Then I remembered the right way to do things.

So I thanked Hashem for the hardship, both because it was for my own good and because it is blessedly minor and painless in the scheme of things. Then I did teshuvah. Then I asked Him to help me get what I needed.

Within ten minutes, I'd completed my task and as a bonus, received a useful tip from a pleasant secretary on how to expedite the process next time.

Of course, there will be times when you'll be too aggravated to turn straight to Hashem. That's totally normal. Hopefully, you will find an empathetic listener for those moments until your mind settles back into some kind of emuna state.

Hashem is your loving Tatty who is absolutely delighted that you've finally come home! And while He always loved you from afar, your great mesirut nefesh to chuck so much aside and be with Him is reciprocated in kind, middah k'neged middah. From now on, the contact between you and Him will be both constant and intense.

Yes, you will frequently see that you need to daven for every little thing (although even if you don't, Hashem in his great Mercy will often still tweak events to suit you), and that is because of the great benefit that constant connection with Hashem provides you.

And it's not me who says it. Take a look at what Rav Eliezer Papo wrote in Pele Yoetz in 1824:

The primary purpose of going to Eretz Yisrael is for the rectification of the soul.
And the spirit shall return to G-d who gave it as He gave it, and the soul will praise G-d because the holiness of the place and the respite from the pressures of time is a great help to this matter.
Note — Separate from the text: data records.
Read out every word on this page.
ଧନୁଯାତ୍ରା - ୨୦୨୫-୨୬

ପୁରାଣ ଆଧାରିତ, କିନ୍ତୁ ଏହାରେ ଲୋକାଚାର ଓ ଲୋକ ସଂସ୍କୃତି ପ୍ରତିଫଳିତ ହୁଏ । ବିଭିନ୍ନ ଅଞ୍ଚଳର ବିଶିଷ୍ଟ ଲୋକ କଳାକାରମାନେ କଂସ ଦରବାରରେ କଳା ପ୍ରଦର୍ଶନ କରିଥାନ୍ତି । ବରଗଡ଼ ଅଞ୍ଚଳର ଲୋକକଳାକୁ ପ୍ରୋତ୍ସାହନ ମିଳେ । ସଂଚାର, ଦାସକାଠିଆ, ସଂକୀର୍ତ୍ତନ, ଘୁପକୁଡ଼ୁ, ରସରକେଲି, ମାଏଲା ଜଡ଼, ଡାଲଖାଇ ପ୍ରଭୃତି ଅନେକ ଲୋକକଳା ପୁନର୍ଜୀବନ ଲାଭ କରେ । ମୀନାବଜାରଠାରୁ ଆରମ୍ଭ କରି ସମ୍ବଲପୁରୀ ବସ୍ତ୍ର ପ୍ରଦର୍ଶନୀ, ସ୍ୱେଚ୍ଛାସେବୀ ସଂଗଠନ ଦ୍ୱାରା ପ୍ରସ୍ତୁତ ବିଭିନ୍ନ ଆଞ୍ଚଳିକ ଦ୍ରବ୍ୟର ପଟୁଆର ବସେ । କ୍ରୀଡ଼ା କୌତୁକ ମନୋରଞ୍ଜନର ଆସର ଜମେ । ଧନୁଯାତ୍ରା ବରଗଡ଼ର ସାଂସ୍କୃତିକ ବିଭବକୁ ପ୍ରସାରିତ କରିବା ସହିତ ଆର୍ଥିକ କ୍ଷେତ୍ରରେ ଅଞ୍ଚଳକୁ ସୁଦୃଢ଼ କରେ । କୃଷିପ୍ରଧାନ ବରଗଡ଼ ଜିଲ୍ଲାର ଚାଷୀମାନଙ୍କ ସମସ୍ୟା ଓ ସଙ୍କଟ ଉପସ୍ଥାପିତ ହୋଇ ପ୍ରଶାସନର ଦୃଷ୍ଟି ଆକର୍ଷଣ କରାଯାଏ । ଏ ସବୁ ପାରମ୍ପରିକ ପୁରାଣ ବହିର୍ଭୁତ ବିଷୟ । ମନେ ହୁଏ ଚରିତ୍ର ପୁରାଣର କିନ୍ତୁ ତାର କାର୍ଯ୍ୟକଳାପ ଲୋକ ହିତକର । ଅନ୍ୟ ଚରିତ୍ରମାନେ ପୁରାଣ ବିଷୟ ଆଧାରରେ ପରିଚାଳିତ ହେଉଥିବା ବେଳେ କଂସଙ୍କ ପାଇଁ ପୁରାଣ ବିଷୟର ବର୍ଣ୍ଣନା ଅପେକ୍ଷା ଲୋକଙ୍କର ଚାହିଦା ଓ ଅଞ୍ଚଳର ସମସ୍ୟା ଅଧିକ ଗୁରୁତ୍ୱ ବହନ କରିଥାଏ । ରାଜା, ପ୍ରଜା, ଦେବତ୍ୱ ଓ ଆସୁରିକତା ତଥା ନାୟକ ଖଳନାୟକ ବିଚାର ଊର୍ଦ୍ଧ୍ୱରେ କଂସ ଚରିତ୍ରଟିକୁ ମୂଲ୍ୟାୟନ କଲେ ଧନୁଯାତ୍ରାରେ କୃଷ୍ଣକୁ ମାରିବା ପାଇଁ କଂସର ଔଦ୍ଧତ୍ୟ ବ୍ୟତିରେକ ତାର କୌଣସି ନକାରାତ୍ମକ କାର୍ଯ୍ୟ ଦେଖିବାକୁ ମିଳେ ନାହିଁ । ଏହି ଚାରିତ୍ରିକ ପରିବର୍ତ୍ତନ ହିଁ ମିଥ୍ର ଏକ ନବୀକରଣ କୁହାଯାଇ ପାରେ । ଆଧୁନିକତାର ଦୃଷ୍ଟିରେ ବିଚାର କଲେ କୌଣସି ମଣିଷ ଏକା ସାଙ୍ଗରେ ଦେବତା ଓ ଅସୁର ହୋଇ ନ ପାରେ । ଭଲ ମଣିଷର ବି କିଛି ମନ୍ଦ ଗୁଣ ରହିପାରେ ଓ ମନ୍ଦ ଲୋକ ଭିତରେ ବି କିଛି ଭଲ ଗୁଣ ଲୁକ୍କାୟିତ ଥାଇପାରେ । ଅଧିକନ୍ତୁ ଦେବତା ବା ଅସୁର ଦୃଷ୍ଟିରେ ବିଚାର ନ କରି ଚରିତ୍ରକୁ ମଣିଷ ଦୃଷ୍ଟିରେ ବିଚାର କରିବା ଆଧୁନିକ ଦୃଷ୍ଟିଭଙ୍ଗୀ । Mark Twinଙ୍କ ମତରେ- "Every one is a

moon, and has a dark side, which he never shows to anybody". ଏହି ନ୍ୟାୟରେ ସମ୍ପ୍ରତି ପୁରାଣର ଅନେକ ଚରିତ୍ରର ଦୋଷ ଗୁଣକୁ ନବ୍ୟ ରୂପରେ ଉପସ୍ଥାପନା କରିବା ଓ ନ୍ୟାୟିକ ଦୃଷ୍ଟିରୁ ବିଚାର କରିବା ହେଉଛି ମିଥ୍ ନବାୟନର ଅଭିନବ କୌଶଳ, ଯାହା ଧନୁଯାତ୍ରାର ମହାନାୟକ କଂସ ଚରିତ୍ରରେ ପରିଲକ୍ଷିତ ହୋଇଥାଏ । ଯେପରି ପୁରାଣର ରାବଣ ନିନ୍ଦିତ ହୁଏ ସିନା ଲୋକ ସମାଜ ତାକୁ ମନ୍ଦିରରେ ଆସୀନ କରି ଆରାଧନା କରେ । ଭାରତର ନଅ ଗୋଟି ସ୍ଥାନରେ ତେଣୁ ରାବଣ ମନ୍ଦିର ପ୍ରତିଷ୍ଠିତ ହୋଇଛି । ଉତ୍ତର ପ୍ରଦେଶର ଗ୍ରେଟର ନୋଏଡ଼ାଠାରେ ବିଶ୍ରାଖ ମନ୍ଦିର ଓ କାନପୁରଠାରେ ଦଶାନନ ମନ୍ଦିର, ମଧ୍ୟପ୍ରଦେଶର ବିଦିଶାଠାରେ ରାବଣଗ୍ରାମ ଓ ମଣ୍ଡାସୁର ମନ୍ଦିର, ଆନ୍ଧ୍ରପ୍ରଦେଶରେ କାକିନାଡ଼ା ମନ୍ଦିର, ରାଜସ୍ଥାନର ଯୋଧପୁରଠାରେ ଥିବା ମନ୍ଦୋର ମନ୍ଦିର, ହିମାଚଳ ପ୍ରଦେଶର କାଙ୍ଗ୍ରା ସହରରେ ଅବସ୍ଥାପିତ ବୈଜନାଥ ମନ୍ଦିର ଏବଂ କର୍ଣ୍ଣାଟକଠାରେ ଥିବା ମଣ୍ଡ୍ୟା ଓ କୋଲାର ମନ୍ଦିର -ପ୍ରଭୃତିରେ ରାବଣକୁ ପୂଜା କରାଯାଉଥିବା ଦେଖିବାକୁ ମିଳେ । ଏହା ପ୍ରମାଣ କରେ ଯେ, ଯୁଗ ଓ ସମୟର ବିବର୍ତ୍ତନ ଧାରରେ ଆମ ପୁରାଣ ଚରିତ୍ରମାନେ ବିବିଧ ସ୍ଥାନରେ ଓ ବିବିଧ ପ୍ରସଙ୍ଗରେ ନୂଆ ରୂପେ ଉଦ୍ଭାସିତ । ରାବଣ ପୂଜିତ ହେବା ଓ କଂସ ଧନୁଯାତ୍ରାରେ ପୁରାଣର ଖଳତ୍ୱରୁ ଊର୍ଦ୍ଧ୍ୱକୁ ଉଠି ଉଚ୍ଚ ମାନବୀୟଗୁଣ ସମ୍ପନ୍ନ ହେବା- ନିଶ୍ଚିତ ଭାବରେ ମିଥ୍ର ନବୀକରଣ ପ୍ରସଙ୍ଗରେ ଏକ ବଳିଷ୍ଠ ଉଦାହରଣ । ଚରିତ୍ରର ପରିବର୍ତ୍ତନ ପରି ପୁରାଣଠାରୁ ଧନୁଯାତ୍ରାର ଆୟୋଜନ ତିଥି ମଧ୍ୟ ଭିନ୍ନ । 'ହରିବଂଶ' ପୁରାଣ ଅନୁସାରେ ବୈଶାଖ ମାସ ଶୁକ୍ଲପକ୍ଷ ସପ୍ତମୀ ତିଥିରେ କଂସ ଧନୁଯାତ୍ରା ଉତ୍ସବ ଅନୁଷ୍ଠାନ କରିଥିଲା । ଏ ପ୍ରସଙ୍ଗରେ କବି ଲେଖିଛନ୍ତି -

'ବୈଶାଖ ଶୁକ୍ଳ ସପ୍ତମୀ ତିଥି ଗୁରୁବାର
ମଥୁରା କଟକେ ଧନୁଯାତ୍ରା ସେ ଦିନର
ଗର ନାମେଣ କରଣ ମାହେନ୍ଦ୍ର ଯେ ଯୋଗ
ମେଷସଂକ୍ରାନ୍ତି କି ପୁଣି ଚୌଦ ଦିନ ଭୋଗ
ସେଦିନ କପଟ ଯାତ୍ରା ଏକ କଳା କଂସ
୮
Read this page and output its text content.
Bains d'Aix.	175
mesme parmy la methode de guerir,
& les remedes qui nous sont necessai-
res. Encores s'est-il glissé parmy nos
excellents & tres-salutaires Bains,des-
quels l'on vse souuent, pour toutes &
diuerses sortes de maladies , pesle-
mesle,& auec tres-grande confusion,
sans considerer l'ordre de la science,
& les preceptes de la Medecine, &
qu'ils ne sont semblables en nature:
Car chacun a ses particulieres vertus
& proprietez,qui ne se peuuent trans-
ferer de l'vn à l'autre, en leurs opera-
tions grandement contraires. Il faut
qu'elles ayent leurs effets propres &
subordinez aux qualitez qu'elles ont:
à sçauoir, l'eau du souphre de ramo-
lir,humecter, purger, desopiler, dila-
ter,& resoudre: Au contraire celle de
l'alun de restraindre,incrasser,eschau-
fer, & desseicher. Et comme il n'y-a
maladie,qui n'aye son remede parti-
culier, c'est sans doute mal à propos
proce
As such, whoever merits to go there should be holy and should separate himself [from materialistic goals].

And even if God "expanded his boundary," [i.e. blessed him with material abundance], he should not delight in sensual pleasures...he should behave in the ways of repentance...And great
is the power of prayer in that place, the Land that is so desired.

And they already possess awesome prayers which they pray on behalf of all those in Exile [i.e, all those still living outside of Eretz Yisrael].

And from their mouths, we live.
He concludes with:
One who resides in the Land of Israel must be continuously happy with his continuous mitzvah.

All of his suffering should be alleviated in his eyes in his love for here [i.e., the Land].